- Dois agentes da Guarda Civil da Espanha morreram durante perseguição a uma lancha ligada ao narcotráfico na costa de Huelva, Andaluzia, em 8 de maio de 2026, após colisão entre duas embarcações oficiais.
- Além das mortes, dois agentes ficaram gravemente feridos e um sofreu ferimentos leves; Germán faleceu em serviço e Jerónimo também morreu, estando internado em estado grave.
- A operação ocorreu no contexto de ações contra traficantes que atuam no litoral sul espanhol, com foco em lanchas de alta velocidade usadas para transportar drogas.
- O primeiro-ministro Pedro Sánchez disse estar profundamente entristecido com as mortes e agradeceu o serviço das Forças de Segurança; o sindicato AUGC pediu mais recursos e equipamentos para combater o narcotráfico marítimo na região.
- Ameaças semelhantes já ocorreram anteriormente na Andaluzia, como em fevereiro de 2024, quando guardas civis morreram após uma lancha de traficantes atingir a embarcação em que estavam no porto.
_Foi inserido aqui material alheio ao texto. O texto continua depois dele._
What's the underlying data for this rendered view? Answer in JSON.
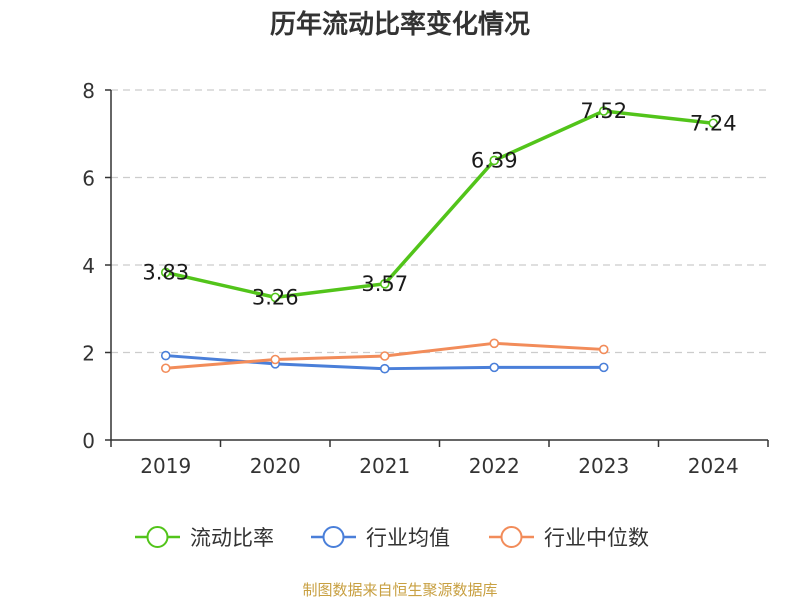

Dois agentes da Guarda Civil da Espanha morreram durante uma perseguição a uma lancha ligada ao narcotráfico na costa da Andaluzia, no sul do país, nesta sexta-feira, 8 de maio de 2026. A colisão ocorreu entre duas embarcações oficiais, durante uma operação marítima contra traficantes na região de Huelva.
Segundo a Guarda Civil, Germán e Jerónimo estavam na perseguição à lancha suspeita quando houve o choque entre as embarcações. Outros agentes ficaram feridos, entre eles dois com gravidade e um com lesões leves, conforme atualização mais recente do órgão.
A operação ocorre em um contexto de intensificação de ações contra nações criminosas que utilizam lanchas de alta velocidade para transportar drogas pelo Estreito de Gibraltar e pelo litoral andaluz. A região tem sido alvo de operações frequentes no último período.
O primeiro-ministro Pedro Sánchez manifestou pesar pela perda dos agentes, destacando o serviço e a dedicação das Forças de Segurança do Estado. Já a Associação Unificada de Guardas Civis destacou a necessidade de investimentos adicionais em recursos e equipamentos para o combate ao narcotráfico marítimo.
Em fevereiro de 2024, um caso semelhante na Bahia de Barbate, também na Andaluzia, mobilizou a comoção nacional após a morte de guardas civis em meio a um ataque de uma lancha de traficantes.